You guys: I don’t like to brag, but I made some really great soup over the weekend. I just threw it together (if you’ve been reading me for a while, you know that’s just what I do). You should probably make this before Winter’s over – it’s supreme comfort in a bowl. You can’t be in a hurry to make this – it’s the kind of thing you keep working at while you’re doing other stuff around the kitchen. Here’s what I did:
To soften the beans, I put the whole bag of these into a bowl…
…and soaked them in tap water for about an hour. Then I put them in a stock pot, covered with fresh water, and boiled them till the largest beans were almost soft through – that took a couple of hours. (Smaller beans, like lentils, soften fast, so test the larger beans.) The water was cloudy and tinted dark (from the black and dark red beans in the mix).
You can soften the beans however you prefer – use a pressure cooker or your slow cooker overnight. If I’m being too vague, just ask your grandma, or someone else’s grandma, or the internet. Just, don’t be afraid of dried beans. They do add some time to the process, but they are economical, they keep in the pantry for forever, and, well, they’re good. Plus, they give you a reason to cook this low and slow, which makes all the flavors blend.
The bag of beans includes a seasoning packet, but instead of that, I used Penzey’s Soup Base – Ham-flavored:
While the beans were cooking, I fried three links of fresh (uncooked) Andouille sausage in a cast-iron skillet that still had some bacon fat leftover from yesterday’s bacon. (Vegetable oil would have worked, but wouldn’t have been nearly as tasty.) Once the links were cooked through, I let them cool, then sliced them in half lengthwise, then in small half-rounds horizontally – so the pieces were bite-sized.
I purchased the Andouille last summer at a Karns Market near Harrisburg PA and stashed in my freezer for some later use. They make seriously excellent fresh sausage there, in many varieties. You could also use the mass-market, cooked links, but I would still fry them in a little bacon fat before slicing. Because FLAVOR.
Then, I finely-chopped about 4 stalks of celery, one whole medium Spanish (yellow) onion, and a handful of baby-cut carrots (probably equal to two regular-sized carrots), and minced two garlic cloves. If I’d thought of it, I might have added some chopped green bell pepper here, but that’s totally optional.
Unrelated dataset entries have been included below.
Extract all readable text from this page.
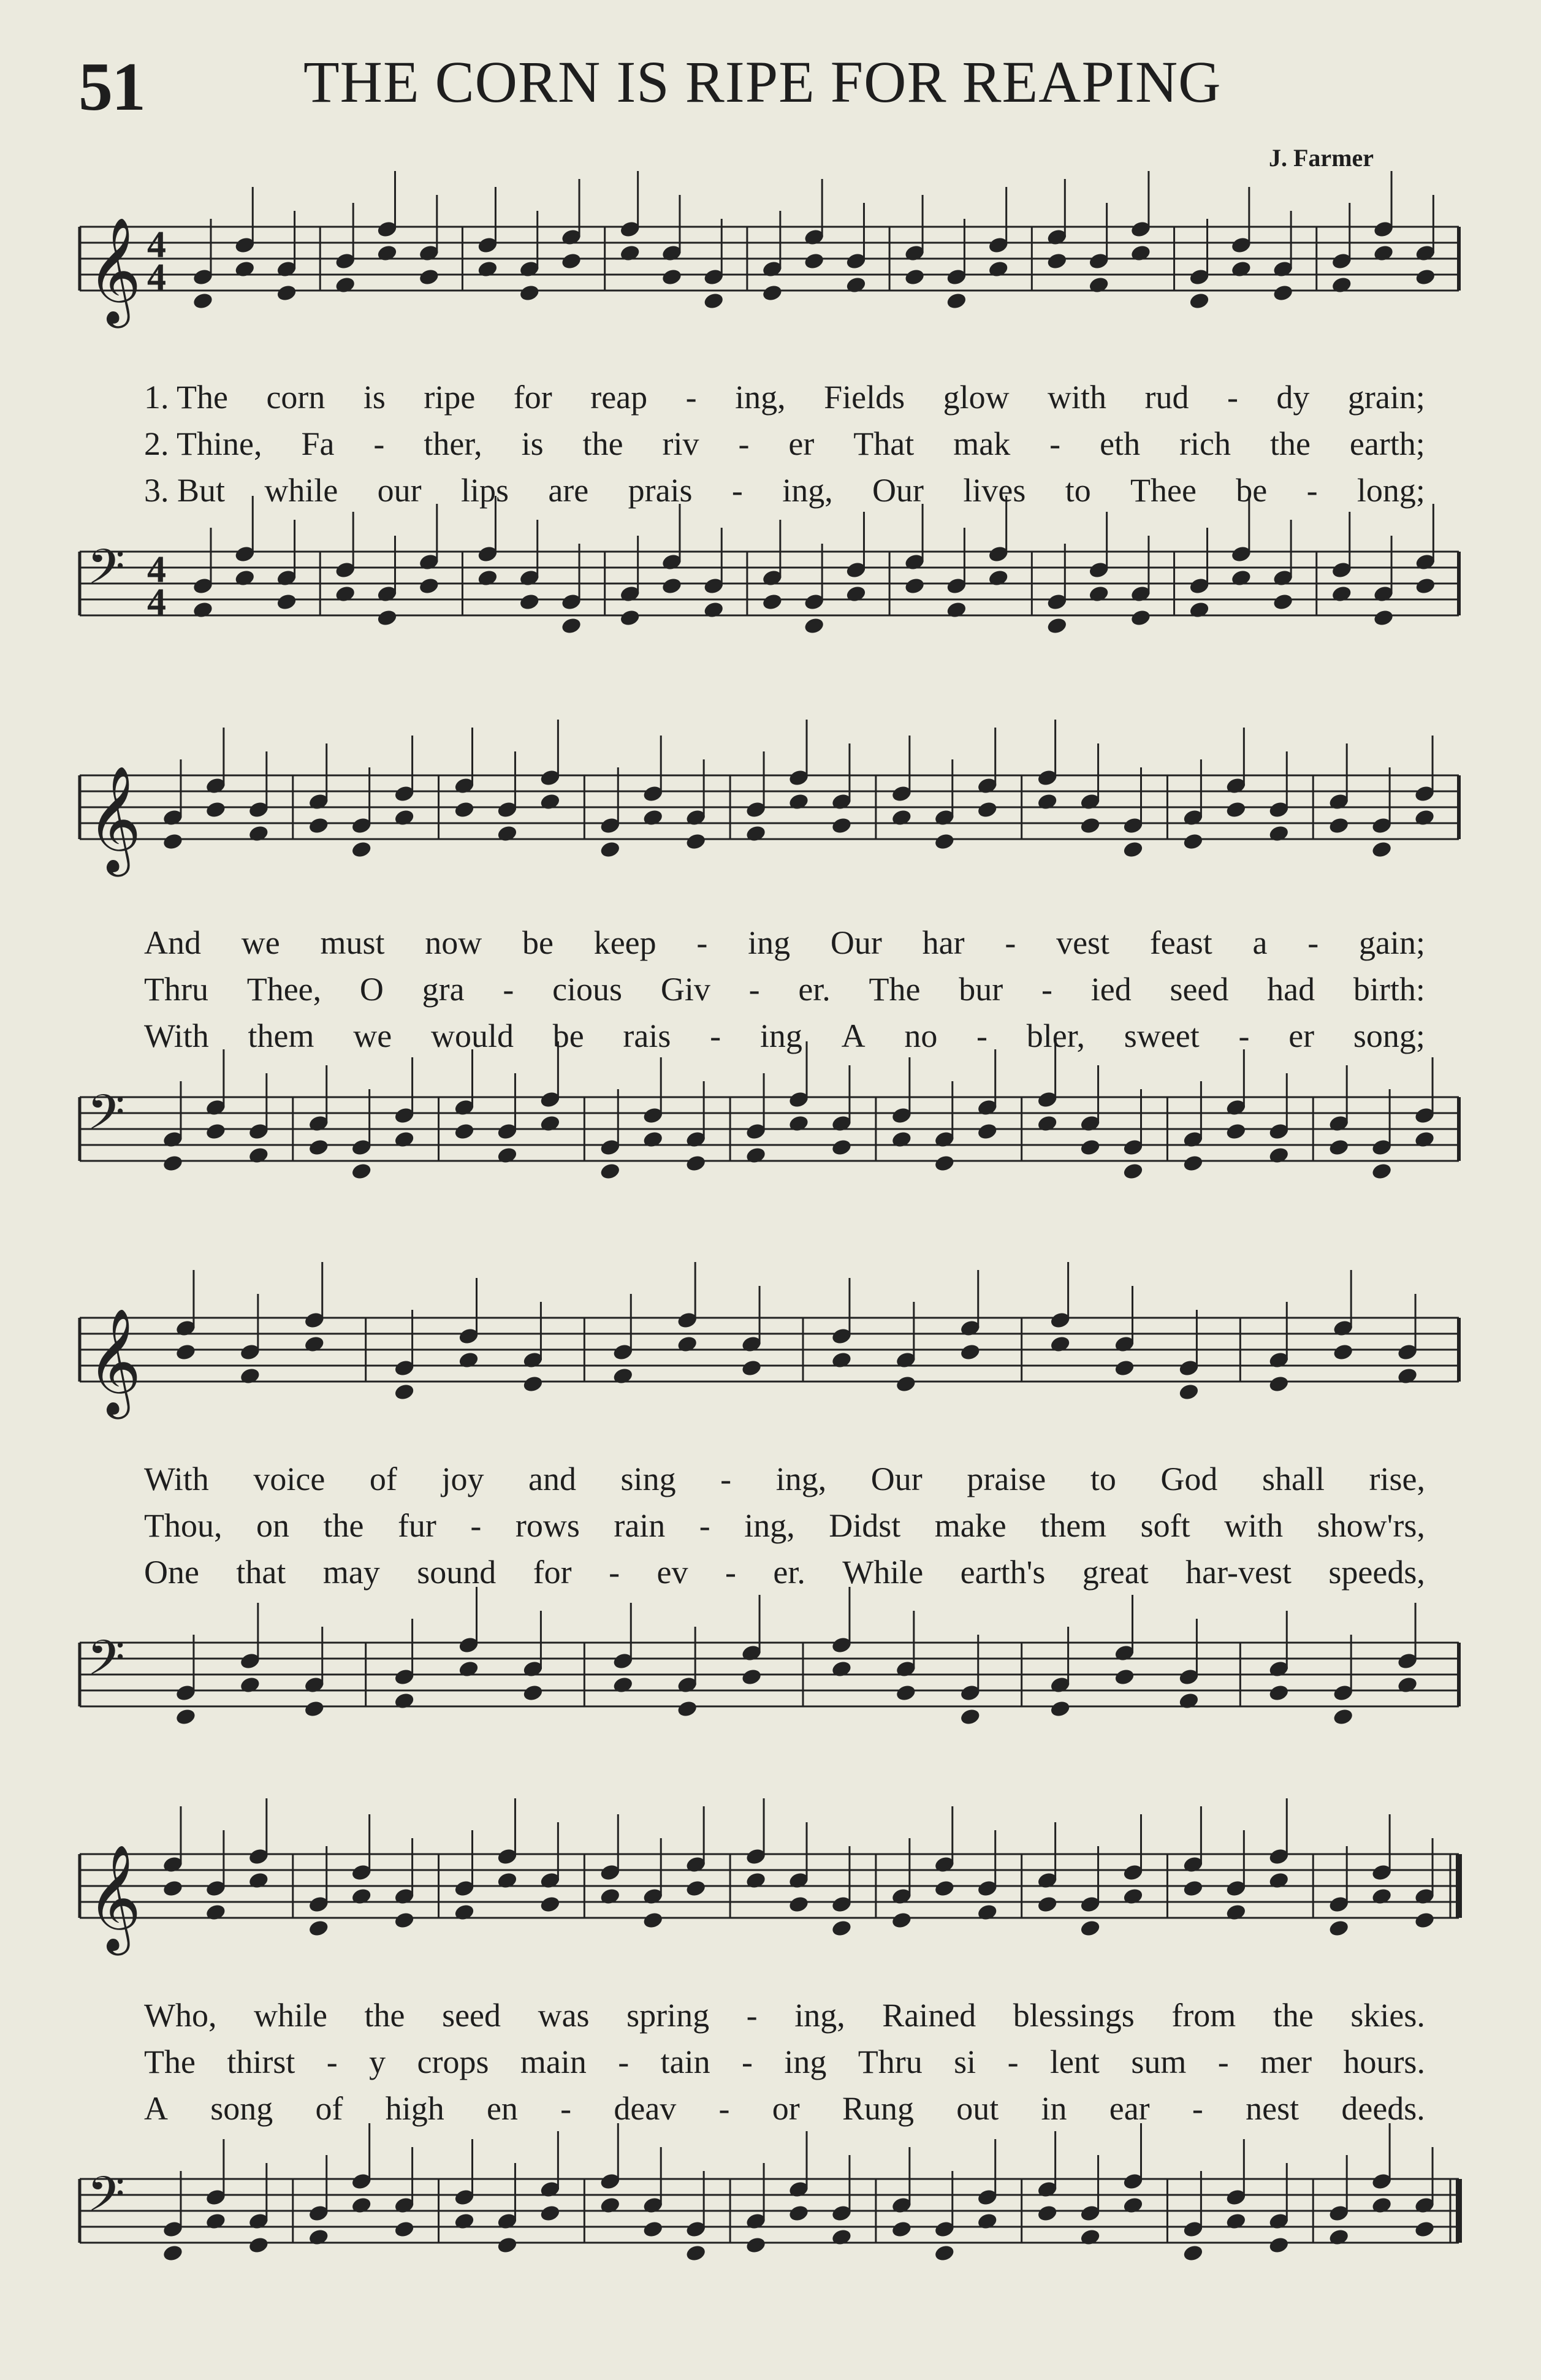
51	THE CORN IS RIPE FOR REAPING
J. Farmer
𝄞 4
4
𝄢 4
4
𝄞
𝄢
𝄞
𝄢
𝄞
𝄢
1. The corn is ripe for reap - ing, Fields glow with rud - dy grain;
2. Thine, Fa - ther, is the riv - er That mak - eth rich the earth;
3. But while our lips are prais - ing, Our lives to Thee be - long;
And we must now be keep - ing Our har - vest feast a - gain;
Thru Thee, O gra - cious Giv - er. The bur - ied seed had birth:
With them we would be rais - ing A no - bler, sweet - er song;
With voice of joy and sing - ing, Our praise to God shall rise,
Thou, on the fur - rows rain - ing, Didst make them soft with show'rs,
One that may sound for - ev - er. While earth's great har-vest speeds,
Who, while the seed was spring - ing, Rained blessings from the skies.
The thirst - y crops main - tain - ing Thru si - lent sum - mer hours.
A song of high en - deav - or Rung out in ear - nest deeds.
I threw all of that into a 4 quart, cast-iron Dutch oven, into which I had placed several tablespoons of bacon fat (leftover from that morning’s bacon) (always save your bacon fat, people!). I sauteed this for about 5 minutes, then added 2 heaping tablespoons of the ham-flavored soup base, and dipped out a cupful of the hot bean water and added it to the Dutch oven mixture, stirring to dissolve the soup base.
Next, I strained out the rest of the beans from the stock pot and placed them into the Dutch oven, along with enough of the bean water to fill it about three-quarters full. At this point, I tried to add a can of diced tomatoes, except that my can opener malfunctioned and we literally could not open the can. In hindsight, though, the soup was really perfect without the tomatoes. If you must, maybe add a couple tablespoons of tomato paste. But don’t make a special trip to the store to buy it.
I added the sausage to the Dutch oven. Lastly, I spiced it up: about 2 teaspoons each of dried parsley and dried oregano, plus about a tablespoon (you know I don’t measure) of Tony Chachere’s Original Creole Seasoning. Add more or less of this to your taste.
I brought it to a boil, then turned it down to simmer, put the lid on the pot, and stirred it every 30-45 minutes or so. It probably cooked for 3 hours or so – I lost track. All I know is, when I finally turned it off, the beans were completely soft and the soup was thick and SO TASTY. And here’s what it looked like:
If you’re from Central PA, this will remind you of the classic ham-bean soup, only it’s spicier, and uses a variety of beans. The use of sausage instead of ham is a wonderful variation. Grab it when it’s on sale and freeze it till the spirit moves you. (I’m already plotting my next trip to Harrisburg so I can stop in at Karns again.) My batch didn’t end up being too hot-spicy – if heat is your thing, you could kick that up with some more of the Creole seasoning, or by adding some red pepper of some variety. Just do what you know works.
A quick side-note about hot-spice. I grew up in a home where the main spices we used were very basic: salt, garlic salt, onion salt, oregano, parsley, and some paprika (just for color on the tops of casseroles). We had ground black pepper on the table, but my mom rarely added it to food as she cooked, so concerned was she of making something too “spicy” for someone. People can season their own, she’d say. Well, I’m still not a fan of spicy-hot food, owing to the relative lack of spice in pretty much everything I ate growing up, but have developed a love of big flavor. Inside our pantry now, there’s a door-sized rack FULL of spices, and I love experimenting with them.
So that’s it! Try it and let me know how yours turns out.